Se conmemora en estos días el bicentenario del nacimiento de Karl Marx. Heredero de la Ilustración y un clásico del pensamiento crítico, el revolucionario de Tréveris se sitúa en la misma estela que Freud y Nietzsche, Habermas y Hannah Arendt, Foucault y Judith Butler, entre muchos otros. El pensamiento crítico, como el derecho a la educación y a la salud pública, la división de poderes o las garantías procesales, constituye sin duda una conquista histórica de la Humanidad. Su cultivo y su transmisión deberían figurar entre las principales obligaciones de la Universidad pública. Y sin embargo, malos tiempos corren para la crítica en esta institución. ¿Qué significa pensar en el Alma Mater del siglo XXI? A tenor de lo que se constata día tras día, el pensamiento administrativo, el puro management conforma cada vez más el modo predominante de ejercicio intelectual en los recintos universitarios. Así por ejemplo, el tiempo invertido en la tramitación de las solicitudes o en la gestión de los proyectos de investigación, devora progresivamente el que debería dedicarse a la propia tarea investigadora, y si el proyecto es de alcance europeo, la vertiente burocrática adopta una envergadura ciclópea. Los órganos colegiados del gobierno universitario se han convertido poco a poco en maquinarias exclusivamente destinadas a la gestión (aprobación de normativas y reglamentos, puesta en marcha de procesos de acreditación de títulos y servicios, etcétera), relegándose por completo su condición de foros donde se expresan inquietudes e iniciativas de índole moral, cívica, cultural y política. Se suele olvidar que el pensamiento administrativo concierne exclusivamente a los medios; no cuestiona las cosas; se limita a organizarlas del modo más eficiente posible con vistas al cumplimiento de fines cuya bondad o maldad no entra a valorar. A veces se dice que un buen político debe ser ante todo un buen gestor, pero esto es situar a Adolph Eichmann, el competente administrador de la empresa de exterminio, en el mismo nivel que Pericles.

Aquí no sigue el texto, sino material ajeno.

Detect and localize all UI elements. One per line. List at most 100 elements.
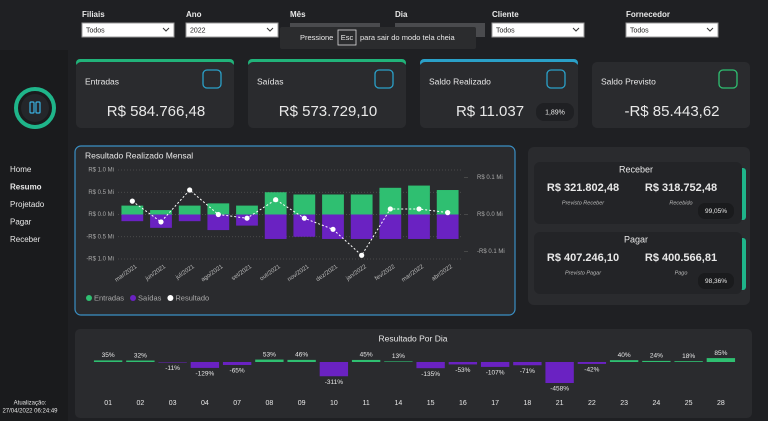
bar (190, 362, 220, 368)
bar (674, 361, 703, 362)
kpi-value: -R$ 85.443,62 (624, 103, 719, 120)
point (416, 206, 422, 212)
bar (706, 358, 736, 362)
bar (207, 214, 230, 231)
x-tick-label: 04 (201, 400, 209, 407)
dropdown[interactable] (491, 22, 585, 38)
y-tick-label: R$ 0.0 Mi (88, 212, 114, 218)
x-tick-label: 14 (394, 400, 402, 407)
bar (93, 360, 123, 362)
bar (287, 359, 316, 362)
data-label: 40% (618, 352, 631, 359)
data-label: 85% (714, 350, 727, 357)
kpi-value: R$ 11.037 (456, 103, 524, 120)
data-label: 53% (263, 351, 276, 358)
point (158, 219, 164, 225)
notice-text: para sair do modo tela cheia (360, 33, 455, 42)
dropdown[interactable] (185, 22, 279, 38)
summary-title: Receber (619, 164, 653, 174)
summary-percent: 98,36% (705, 278, 727, 285)
kpi-badge (536, 103, 574, 121)
legend-label: Resultado (175, 293, 209, 302)
data-label: -129% (195, 371, 214, 378)
logo (21, 94, 49, 122)
filter-label: Mês (290, 10, 306, 19)
data-label: 46% (295, 352, 308, 359)
bar (609, 360, 639, 362)
nav-item[interactable]: Projetado (10, 200, 45, 209)
bar (322, 194, 344, 215)
bar (150, 210, 172, 215)
y-tick-label: -R$ 0.5 Mi (86, 234, 114, 240)
chart-card (75, 329, 752, 418)
summary-value: R$ 407.246,10 (547, 252, 619, 264)
bar (408, 214, 430, 239)
bar (178, 214, 201, 222)
bar (448, 362, 478, 365)
x-tick-label: 08 (265, 400, 273, 407)
update-label: Atualização: (14, 401, 47, 407)
chevron (706, 27, 714, 32)
bar (319, 362, 349, 377)
kpi-title: Saldo Realizado (429, 76, 491, 86)
filter-label: Fornecedor (626, 10, 670, 19)
summary-value: R$ 400.566,81 (645, 252, 717, 264)
kpi-title: Entradas (85, 76, 119, 86)
x-tick-label: 11 (362, 400, 369, 407)
summary-value: R$ 321.802,48 (547, 182, 619, 194)
summary-title: Pagar (624, 234, 648, 244)
nav-item[interactable]: Receber (10, 235, 41, 244)
summary-badge (698, 203, 734, 219)
point (330, 226, 336, 232)
kpi-icon (718, 69, 738, 89)
bar (379, 187, 402, 215)
data-label: -107% (486, 370, 505, 377)
kpi-icon (202, 69, 222, 89)
summary-label: Previsto Pagar (565, 270, 602, 276)
line (132, 189, 448, 257)
x-tick-label: 03 (169, 400, 177, 407)
dropdown[interactable] (625, 22, 719, 38)
kpi-icon (374, 69, 394, 89)
kpi-value: R$ 584.766,48 (107, 103, 205, 120)
data-label: -311% (325, 379, 344, 386)
legend-label: Entradas (94, 293, 124, 302)
kpi-card (248, 62, 406, 128)
bar (384, 361, 413, 362)
bar (545, 362, 574, 383)
legend-label: Saídas (138, 293, 162, 302)
chart-title: Resultado Por Dia (379, 333, 448, 343)
bar (642, 360, 671, 362)
y-tick-label: R$ 1.0 Mi (88, 168, 114, 174)
bar (480, 362, 510, 367)
y2-tick-label: -R$ 0.1 Mi (477, 249, 505, 255)
summary-box (534, 162, 742, 224)
data-label: 13% (392, 353, 405, 360)
bar (236, 205, 258, 215)
bar (408, 185, 430, 215)
nav-item[interactable]: Resumo (10, 183, 42, 192)
x-tick-label: 01 (104, 400, 112, 407)
data-label: -42% (584, 367, 599, 374)
x-tick-label: 22 (588, 400, 596, 407)
x-tick-label: 23 (620, 400, 628, 407)
logo-icon (29, 101, 35, 114)
filter-label: Cliente (492, 10, 519, 19)
x-tick-label: 25 (685, 400, 693, 407)
nav-item[interactable]: Pagar (10, 218, 32, 227)
x-tick-label: 02 (136, 400, 144, 407)
point (129, 198, 135, 204)
point (273, 197, 279, 203)
nav-item[interactable]: Home (10, 165, 32, 174)
legend-swatch (167, 295, 174, 301)
bar (158, 362, 187, 363)
x-tick-label: 10 (330, 400, 338, 407)
y2-tick-label: R$ 0.1 Mi (477, 175, 503, 181)
dropdown[interactable] (81, 22, 175, 38)
x-tick-label: 17 (491, 400, 499, 407)
update-time: 27/04/2022 06:24:49 (2, 409, 58, 415)
y-tick-label: R$ 0.5 Mi (88, 190, 114, 196)
summary-label: Recebido (669, 200, 692, 206)
filter-label: Dia (395, 10, 408, 19)
data-label: -53% (455, 367, 470, 374)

La colonización del pensamiento universitario por la mera gestión ha conducido también al crecimiento hipertrofiado de los organigramas de la institución. Se multiplican los cargos de administración al tiempo que la enseñanza, pese al reciente aumento de la tasa de reposición, queda en manos de un personal cada vez más precario, sustituyendo a las nutridas cohortes de profesores titulares y catedráticos que se jubilan. Se trata de docentes universitarios con salarios de pinches de cocina, abrumados de clases por impartir y de cometidos burocráticos, postergándose en ellos toda expectativa de promoción. Es el retorno de los “penenes”, figuras predominantes en el paisaje universitario español de los años setenta del pasado siglo. Pero la precarización, coaligada ahora con la multiplicación de los cargos de gestión y el magma de vericuetos y laberintos burocráticos sólo fomenta el clientelismo y la corrupción. El gigantismo, la esclerosis y la descomposición moral de los aparatos de partido en la fase final de los países del telón de acero constituyen un espejo que debería hacer pensar a nuestros dirigentes universitarios. ¿Esta es la famosa adecuación de la Universidad a la demanda social en la que se nos viene insistiendo desde hace tanto tiempo? Los recientes y vergonzosos episodios acontecidos en la Universidad Rey Juan Carlos a raíz del célebre máster de Cristina Cifuentes no son accidentales; muestran la dependencia de la Universidad pública respecto a poderes y servidumbres externas, revelan que la pérdida de autonomía institucional acompaña al olvido del pensamiento libre, crítico, en los recintos académicos. Convertida en un mero mamotreto al servicio de la gestión, desprovista del más mínimo entrenamiento en la reflexión moral y política sobre fines y valores, la Universidad queda a merced de vivillos y sinvergüenzas.  Elevemos preces para que las inquietantes informaciones publicadas por el Diario de Cádiz sobre el concejal Romaní y el profesor Guillén, no añadan un nuevo capítulo a este funesto relato.